А как ты относишься к увлечению просветительством и популяризаторством? В столицах — это стало прямо повальным. Гламурный по большей части, но все-таки интерес к прошлому и настоящему в противовес паранойяльным казенным вымыслам о том и другом.

— Я сам последние пару лет отдаю две трети времени просветительству. Мне кажется, это самое главное и почти единственное, чем сейчас имеет смысл заниматься.

— И это действует?

— Это действует, хотя и в узких пределах. Как в земствах когда-то. Они же помогали людям. Если ты организуешь площадку, на которой проводятся лекции и организуются консультации, то ты на кого-то смог повлиять. Понятно, что эффект скромный, но только это и возможно сейчас.

— Осталось сделать прогноз. Как ты считаешь, Россия в обозримом будущем станет страной западного типа?

— Нет. Если считать обозримым будущим ближайшие лет 20-25.

— Вестернизированное меньшинство останется меньшинством навсегда?

— Опасаюсь, что положение значительно ухудшится. Ближайшие годы будут временем ужесточения реакции. А дальше, уже после Путина, мы можем получить совсем не то, на что надеются демократы и вестернизированные люди.

— Да, надеются, но не на себя, а на что-то такое, что произойдет наверху, без них. Заранее тем самым записывая себя в посторонние, а значит и проигравшие.

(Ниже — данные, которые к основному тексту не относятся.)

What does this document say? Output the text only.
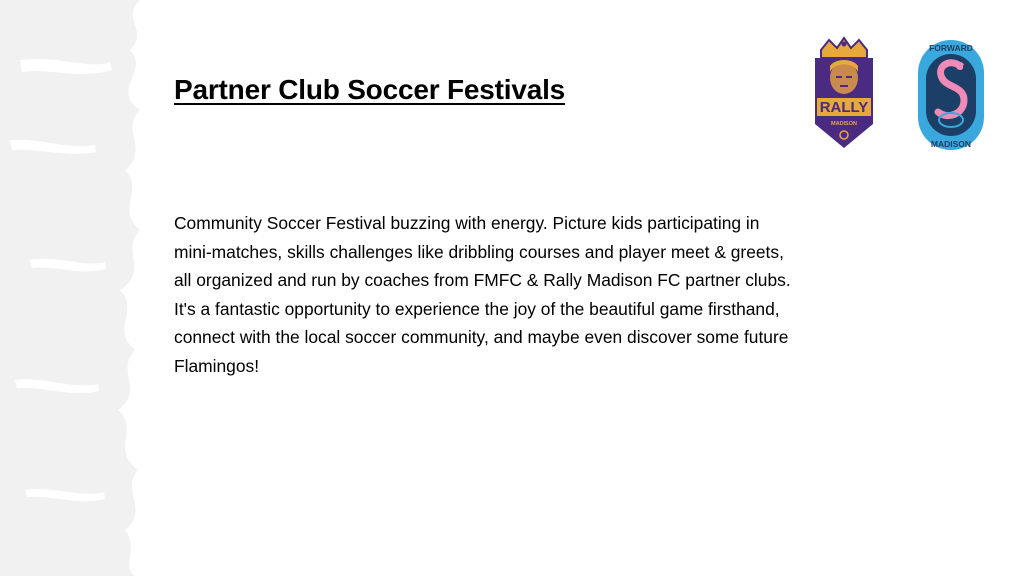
Partner Club Soccer Festivals

Community Soccer Festival buzzing with energy. Picture kids participating in
mini-matches, skills challenges like dribbling courses and player meet & greets,
all organized and run by coaches from FMFC & Rally Madison FC partner clubs.
It's a fantastic opportunity to experience the joy of the beautiful game firsthand,
connect with the local soccer community, and maybe even discover some future
Flamingos!

RALLY
MADISON
FORWARD
MADISON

— Не исключу, что после Путина будет — не знаю, надолго ли, — очень жесткий националистическо-фашистский режим. Определенно — националистический, а насколько фашистский — вопрос. Просто в силу того, что в нашей империи, Российской, а потом и советской, никогда еще не было национального государства, и, видимо, мы должны как-то пройти через эту стадию.

— Национальное государство, думаю, возникнет со временем. Но путь к нему совсем не обязательно лежит через нацизм.

— Да, не обязательно. Но послепутинский режим вполне может оказаться гораздо хуже для вестернизированной прослойки, чем нынешний.

— Так может этой прослойке, ориентируясь на такой прогноз, переместиться в более безопасное место?

— Давай не будем давать советов: у всех свои судьбы.